I see hope in eating disorder treatment as integral to its success and woven into many parts of the process.
The first step is a clear, logical, reliable plan to start treatment. Initially, the approach needs to be concrete and specific to allow for a sense of accomplishment and the establishment of a team focused on recovery.
Although the DSM uses a list of symptoms to describe and diagnose eating disorders, the criteria don’t explain the confusing and tricky elements of how these illnesses work. A clinician can ask a series of questions and write an elegant medical note about someone’s eating disorder without a true picture of what any one individual’s daily struggle looks like.
The only way to establish a mutual understanding of an eating disorder is a food log. The log creates a way for clinician and patient to talk about food and elucidate the details of how the eating disorder works.
Fairly quickly, the timing of food each day, gaps in time between eating, the size of meals or snacks, urges to use behaviors and emotional triggers for symptoms become clear in the log very quickly. A therapist can ask specific questions that help the patient better understand how they are tricked into the same patterns by the eating disorder and also how to start to alter the patterns.
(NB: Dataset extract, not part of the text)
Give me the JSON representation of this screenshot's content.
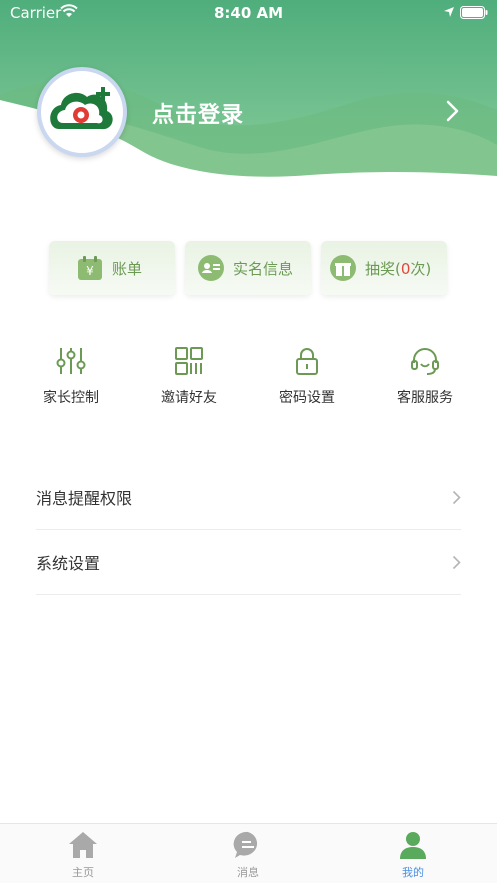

The log also creates a bond between therapist and patient. By having the log to examine together, the eating disorder feels separate from the patient, an entity between the patient and therapist which they can discuss honestly, openly and without judgment. Suddenly, the shame isn’t so present, and the goal of working together on getting well is paramount.
Last, that feeling of together, of not being alone, in the struggle to get well is the first glimmer of hope. The changes to daily behaviors may be small at first, but the log implies that the patient will have help directed at the most difficult moments of the day and that the therapist will be involved immediately in the actual behaviors themselves.